On Tuesday, Russian Defense Minister Sergei Shoigu confirmed that his country’s forces had taken full control of residential areas in the eastern Ukrainian city of Severodonetsk, where heavy fighting has recently taken place.
Shoigu added that Russia is sending additional troops to control the entire city: “Our forces have strengthened their positions and are holding the front line.”
In the same context, Alexander Strioker, the mayor of Severodonetsk, said on Tuesday that the city’s defenders are doing everything they can to maintain their positions on the front lines, where the situation is still, in his words, “extremely difficult.”

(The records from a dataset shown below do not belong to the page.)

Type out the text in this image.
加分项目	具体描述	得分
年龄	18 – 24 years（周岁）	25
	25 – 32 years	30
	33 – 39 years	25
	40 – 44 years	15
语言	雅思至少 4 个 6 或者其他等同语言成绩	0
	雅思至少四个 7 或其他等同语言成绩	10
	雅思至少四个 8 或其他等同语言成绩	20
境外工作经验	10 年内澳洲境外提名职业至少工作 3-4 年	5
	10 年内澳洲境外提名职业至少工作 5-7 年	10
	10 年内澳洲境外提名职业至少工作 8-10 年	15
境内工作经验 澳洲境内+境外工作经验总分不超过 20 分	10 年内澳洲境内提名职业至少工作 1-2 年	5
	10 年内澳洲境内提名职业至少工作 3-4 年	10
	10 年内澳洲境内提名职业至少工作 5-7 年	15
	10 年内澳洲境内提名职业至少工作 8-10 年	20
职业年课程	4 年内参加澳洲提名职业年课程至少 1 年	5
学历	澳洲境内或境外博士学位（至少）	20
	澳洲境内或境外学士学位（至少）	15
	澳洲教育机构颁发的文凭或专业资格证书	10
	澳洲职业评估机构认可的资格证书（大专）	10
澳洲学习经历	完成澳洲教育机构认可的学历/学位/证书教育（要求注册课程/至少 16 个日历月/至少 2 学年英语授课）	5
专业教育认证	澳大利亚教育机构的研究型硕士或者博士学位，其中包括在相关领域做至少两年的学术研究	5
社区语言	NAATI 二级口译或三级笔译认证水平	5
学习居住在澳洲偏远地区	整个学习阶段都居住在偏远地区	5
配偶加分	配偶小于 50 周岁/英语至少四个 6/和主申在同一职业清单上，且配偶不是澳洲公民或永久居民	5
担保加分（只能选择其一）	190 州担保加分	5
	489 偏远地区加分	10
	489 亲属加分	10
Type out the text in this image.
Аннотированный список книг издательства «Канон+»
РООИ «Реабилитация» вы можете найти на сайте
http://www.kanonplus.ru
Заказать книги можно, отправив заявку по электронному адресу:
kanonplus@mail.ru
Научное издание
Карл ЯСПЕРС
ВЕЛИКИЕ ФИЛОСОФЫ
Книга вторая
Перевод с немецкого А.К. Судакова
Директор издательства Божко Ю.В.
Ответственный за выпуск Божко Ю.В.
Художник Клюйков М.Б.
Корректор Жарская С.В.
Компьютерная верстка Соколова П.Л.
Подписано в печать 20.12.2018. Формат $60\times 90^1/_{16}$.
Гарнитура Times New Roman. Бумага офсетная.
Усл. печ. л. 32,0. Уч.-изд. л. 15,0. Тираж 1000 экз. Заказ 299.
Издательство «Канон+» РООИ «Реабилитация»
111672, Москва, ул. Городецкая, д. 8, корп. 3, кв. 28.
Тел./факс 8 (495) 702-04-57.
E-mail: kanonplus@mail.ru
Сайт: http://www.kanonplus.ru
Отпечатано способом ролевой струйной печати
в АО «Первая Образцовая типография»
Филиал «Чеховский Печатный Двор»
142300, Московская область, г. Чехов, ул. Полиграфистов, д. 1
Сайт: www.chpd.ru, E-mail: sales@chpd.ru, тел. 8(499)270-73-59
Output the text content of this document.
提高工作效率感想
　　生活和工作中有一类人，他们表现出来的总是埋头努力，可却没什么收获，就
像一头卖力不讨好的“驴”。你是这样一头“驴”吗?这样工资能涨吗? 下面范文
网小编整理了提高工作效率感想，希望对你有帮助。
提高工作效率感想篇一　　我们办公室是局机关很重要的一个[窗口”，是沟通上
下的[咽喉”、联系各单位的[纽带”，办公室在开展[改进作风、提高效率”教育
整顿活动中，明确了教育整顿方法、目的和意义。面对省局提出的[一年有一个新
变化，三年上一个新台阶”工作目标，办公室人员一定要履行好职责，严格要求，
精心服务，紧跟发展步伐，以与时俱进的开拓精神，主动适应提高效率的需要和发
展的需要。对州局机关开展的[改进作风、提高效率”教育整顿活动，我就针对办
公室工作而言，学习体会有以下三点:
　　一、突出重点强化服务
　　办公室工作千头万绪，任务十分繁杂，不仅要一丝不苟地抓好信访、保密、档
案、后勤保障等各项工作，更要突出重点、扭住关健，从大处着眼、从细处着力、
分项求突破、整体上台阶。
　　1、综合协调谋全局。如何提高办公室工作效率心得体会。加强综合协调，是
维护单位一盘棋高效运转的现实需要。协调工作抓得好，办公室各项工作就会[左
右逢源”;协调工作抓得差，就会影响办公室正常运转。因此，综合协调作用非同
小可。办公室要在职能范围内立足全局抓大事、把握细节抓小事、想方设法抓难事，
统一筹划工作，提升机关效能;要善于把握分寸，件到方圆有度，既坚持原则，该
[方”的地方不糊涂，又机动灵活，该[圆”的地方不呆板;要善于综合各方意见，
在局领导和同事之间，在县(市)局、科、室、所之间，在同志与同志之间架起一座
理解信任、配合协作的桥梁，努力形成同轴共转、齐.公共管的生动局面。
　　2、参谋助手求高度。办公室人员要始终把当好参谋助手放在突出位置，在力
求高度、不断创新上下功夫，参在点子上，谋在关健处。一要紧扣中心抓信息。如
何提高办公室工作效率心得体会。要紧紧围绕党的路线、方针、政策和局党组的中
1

Ukrainian President Volodymyr Zelensky said on Monday that the Ukrainian forces defending the city were “holding their ground” despite the Russians being “bigger and stronger,” adding that the situation on the eastern front was “difficult.”
On the other hand, British intelligence reported that Russia made progress in the southern direction of Bubasna in May last year, but its advance in the region stalled last week.
She also pointed out that Russia will almost certainly need to achieve a breakthrough in at least one of these areas in order to achieve its main goal of control over the entire Donetsk region.
On the other hand, pro-Moscow separatist authorities in Donetsk have reported that 10 people have been killed and 17 injured in Ukrainian artillery shelling over the past 24 hours.
Russia now controls about 125,000 square kilometers of Ukraine, Zelenskiy said, or 20 percent of the country’s territory.
Because of its strategic importance to Russia and Ukraine, the eastern city of Severodonetsk has become a turning point in the war as violent clashes take place between the two sides for control of the economic city.